Depuis le pic d’octobre 2022 à +0,4, le NFCI a baissé continûment, traversant la zone neutre fin 2023, s’installant en territoire accommodant à partir de mi-2024, et atteignant −0,55 en mai 2026. Cette compression est analytiquement surprenante au regard de la configuration monétaire — Federal Funds Rate à 3,75-4,00 % après un cycle de baisses cumulant 150 bps depuis septembre 2024, bilan de la Fed (WALCL) en recul de 2,2 trillions depuis avril 2022. La logique de transmission traditionnelle conduirait à anticiper un NFCI proche de zéro ; l’indice fait l’inverse.
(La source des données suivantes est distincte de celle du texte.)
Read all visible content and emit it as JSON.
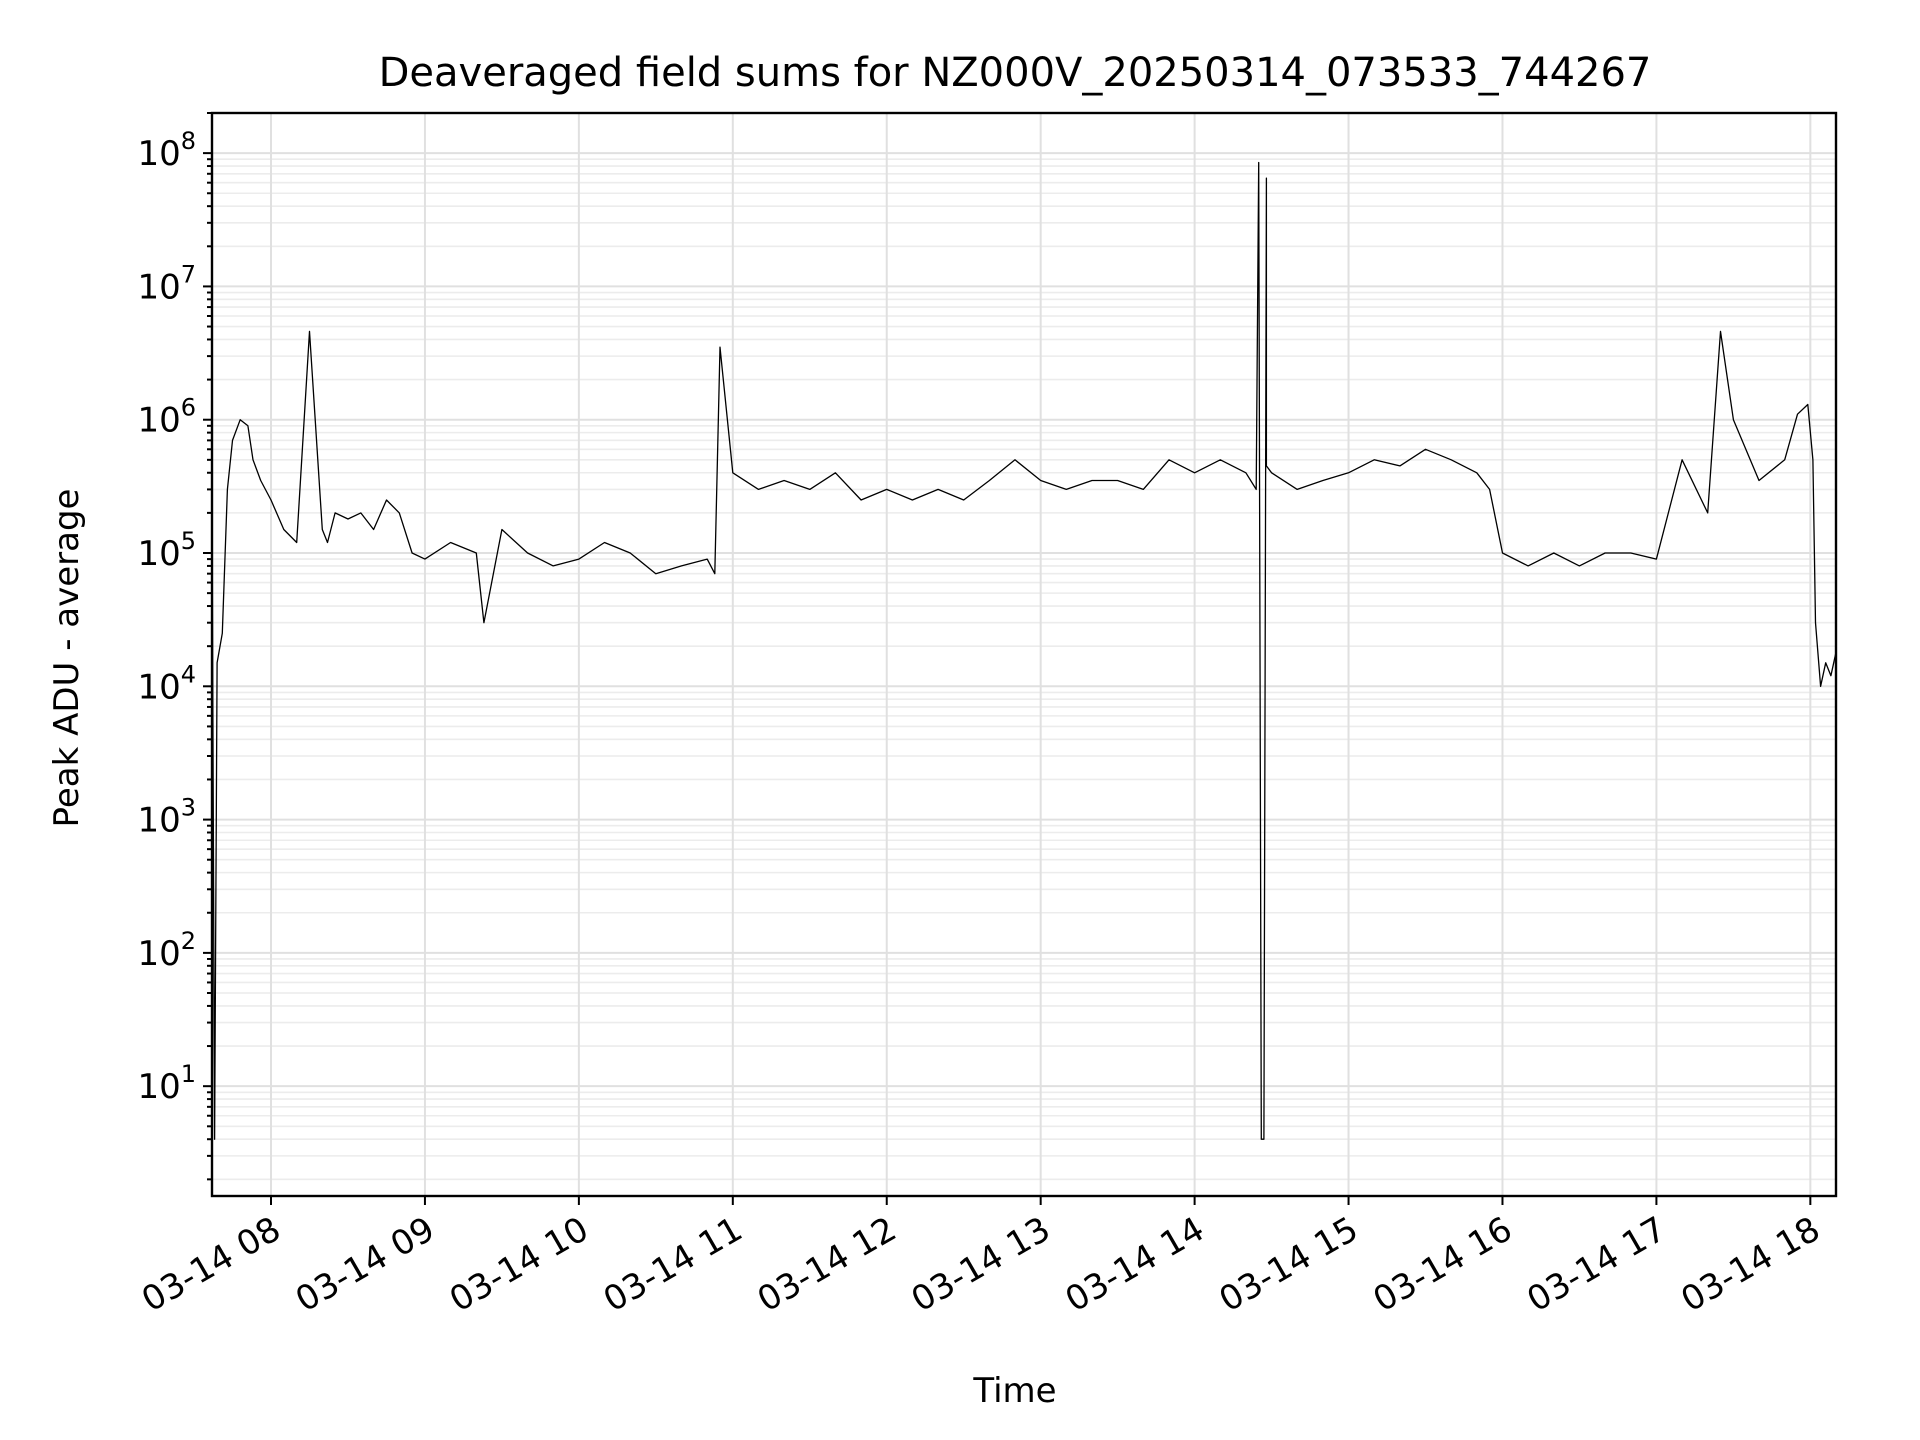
{
  "chart_data": {
    "type": "line",
    "title": "Deaveraged field sums for NZ000V_20250314_073533_744267",
    "xlabel": "Time",
    "ylabel": "Peak ADU - average",
    "yscale": "log",
    "ylim": [
      1.5,
      200000000
    ],
    "xlim": [
      "2025-03-14 07:37",
      "2025-03-14 18:10"
    ],
    "grid": "on (major and minor)",
    "x_ticks": [
      {
        "label": "03-14 08",
        "value": "2025-03-14 08:00"
      },
      {
        "label": "03-14 09",
        "value": "2025-03-14 09:00"
      },
      {
        "label": "03-14 10",
        "value": "2025-03-14 10:00"
      },
      {
        "label": "03-14 11",
        "value": "2025-03-14 11:00"
      },
      {
        "label": "03-14 12",
        "value": "2025-03-14 12:00"
      },
      {
        "label": "03-14 13",
        "value": "2025-03-14 13:00"
      },
      {
        "label": "03-14 14",
        "value": "2025-03-14 14:00"
      },
      {
        "label": "03-14 15",
        "value": "2025-03-14 15:00"
      },
      {
        "label": "03-14 16",
        "value": "2025-03-14 16:00"
      },
      {
        "label": "03-14 17",
        "value": "2025-03-14 17:00"
      },
      {
        "label": "03-14 18",
        "value": "2025-03-14 18:00"
      }
    ],
    "y_ticks": [
      {
        "base": "10",
        "exp": "1",
        "value": 10
      },
      {
        "base": "10",
        "exp": "2",
        "value": 100
      },
      {
        "base": "10",
        "exp": "3",
        "value": 1000
      },
      {
        "base": "10",
        "exp": "4",
        "value": 10000
      },
      {
        "base": "10",
        "exp": "5",
        "value": 100000
      },
      {
        "base": "10",
        "exp": "6",
        "value": 1000000
      },
      {
        "base": "10",
        "exp": "7",
        "value": 10000000
      },
      {
        "base": "10",
        "exp": "8",
        "value": 100000000
      }
    ],
    "line_color": "#000000",
    "series": [
      {
        "x": [
          "2025-03-14 07:37",
          "2025-03-14 07:38",
          "2025-03-14 07:39",
          "2025-03-14 07:41",
          "2025-03-14 07:43",
          "2025-03-14 07:45",
          "2025-03-14 07:48",
          "2025-03-14 07:51",
          "2025-03-14 07:53",
          "2025-03-14 07:56",
          "2025-03-14 08:00",
          "2025-03-14 08:05",
          "2025-03-14 08:10",
          "2025-03-14 08:15",
          "2025-03-14 08:20",
          "2025-03-14 08:22",
          "2025-03-14 08:25",
          "2025-03-14 08:30",
          "2025-03-14 08:35",
          "2025-03-14 08:40",
          "2025-03-14 08:45",
          "2025-03-14 08:50",
          "2025-03-14 08:55",
          "2025-03-14 09:00",
          "2025-03-14 09:10",
          "2025-03-14 09:20",
          "2025-03-14 09:23",
          "2025-03-14 09:30",
          "2025-03-14 09:40",
          "2025-03-14 09:50",
          "2025-03-14 10:00",
          "2025-03-14 10:10",
          "2025-03-14 10:20",
          "2025-03-14 10:30",
          "2025-03-14 10:40",
          "2025-03-14 10:50",
          "2025-03-14 10:53",
          "2025-03-14 10:55",
          "2025-03-14 11:00",
          "2025-03-14 11:10",
          "2025-03-14 11:20",
          "2025-03-14 11:30",
          "2025-03-14 11:40",
          "2025-03-14 11:50",
          "2025-03-14 12:00",
          "2025-03-14 12:10",
          "2025-03-14 12:20",
          "2025-03-14 12:30",
          "2025-03-14 12:40",
          "2025-03-14 12:50",
          "2025-03-14 13:00",
          "2025-03-14 13:10",
          "2025-03-14 13:20",
          "2025-03-14 13:30",
          "2025-03-14 13:40",
          "2025-03-14 13:50",
          "2025-03-14 14:00",
          "2025-03-14 14:10",
          "2025-03-14 14:20",
          "2025-03-14 14:24",
          "2025-03-14 14:25",
          "2025-03-14 14:26",
          "2025-03-14 14:27",
          "2025-03-14 14:28",
          "2025-03-14 14:28",
          "2025-03-14 14:30",
          "2025-03-14 14:40",
          "2025-03-14 14:50",
          "2025-03-14 15:00",
          "2025-03-14 15:10",
          "2025-03-14 15:20",
          "2025-03-14 15:30",
          "2025-03-14 15:40",
          "2025-03-14 15:50",
          "2025-03-14 15:55",
          "2025-03-14 16:00",
          "2025-03-14 16:10",
          "2025-03-14 16:20",
          "2025-03-14 16:30",
          "2025-03-14 16:40",
          "2025-03-14 16:50",
          "2025-03-14 17:00",
          "2025-03-14 17:10",
          "2025-03-14 17:20",
          "2025-03-14 17:25",
          "2025-03-14 17:30",
          "2025-03-14 17:40",
          "2025-03-14 17:50",
          "2025-03-14 17:55",
          "2025-03-14 17:59",
          "2025-03-14 18:01",
          "2025-03-14 18:02",
          "2025-03-14 18:04",
          "2025-03-14 18:06",
          "2025-03-14 18:08",
          "2025-03-14 18:10"
        ],
        "y": [
          280000,
          4,
          15000,
          25000,
          300000,
          700000,
          1000000,
          900000,
          500000,
          350000,
          250000,
          150000,
          120000,
          4600000,
          150000,
          120000,
          200000,
          180000,
          200000,
          150000,
          250000,
          200000,
          100000,
          90000,
          120000,
          100000,
          30000,
          150000,
          100000,
          80000,
          90000,
          120000,
          100000,
          70000,
          80000,
          90000,
          70000,
          3500000,
          400000,
          300000,
          350000,
          300000,
          400000,
          250000,
          300000,
          250000,
          300000,
          250000,
          350000,
          500000,
          350000,
          300000,
          350000,
          350000,
          300000,
          500000,
          400000,
          500000,
          400000,
          300000,
          85000000,
          4,
          4,
          65000000,
          450000,
          400000,
          300000,
          350000,
          400000,
          500000,
          450000,
          600000,
          500000,
          400000,
          300000,
          100000,
          80000,
          100000,
          80000,
          100000,
          100000,
          90000,
          500000,
          200000,
          4600000,
          1000000,
          350000,
          500000,
          1100000,
          1300000,
          500000,
          30000,
          10000,
          15000,
          12000,
          18000
        ]
      }
    ]
  }
}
Trois lectures concurrentes sur cette compression coexistent : décomposition interne du NFCI (la compression du sous-indice crédit tire l’agrégé), transmission structurelle affaiblie (effet lock-in des financements à taux fixe 2020-2021), et analogie avec 2006-2007 (complaisance dangereuse de fin de cycle). Ces trois lectures et leurs implications respectives sont développées dans l’analyse du régime 2024-2026. La présente chronologie s’arrête au constat d’observation, sans trancher entre les trois lectures — la place de la phase 2024-2026 dans la chronologie longue du NFCI dépendra de ce qui se passera dans les deux à cinq prochaines années. La lecture historique mobilisée ici éclaire les conditions financières en perspective historique et offre un cadre de comparaison empirique pour toute analyse cyclique ultérieure.

À retenir
  • Le NFCI traverse 55 ans de chocs financiers américains avec une méthodologie stable, ce qui en fait le seul indicateur permettant de comparer Volcker, la GFC, COVID et le régime contemporain dans la même unité.
  • Le pic historique absolu est +4,2 en octobre 2008 (post-Lehman) ; le minimum historique est −0,82 en novembre 2021.
  • La règle empirique du seuil 0,5 a précédé chaque récession NBER depuis 1971 avec un lead time médian de 6 à 12 mois, sauf en 2022 (faux négatif, pic à 0,4) et avec un faux positif documenté en 2011.
  • Les épisodes mémorables se distinguent par la signature inter-sous-indices : Volcker domine risque puis crédit, LTCM domine levier, GFC aligne les trois, COVID est un choc express absorbé par la Fed, 2022 isole le risque.
  • La phase 2024-2026 est singulière par son niveau accommodant maintenu malgré la fin du ZIRP et le QT en cours ; sa qualification analytique reste ouverte.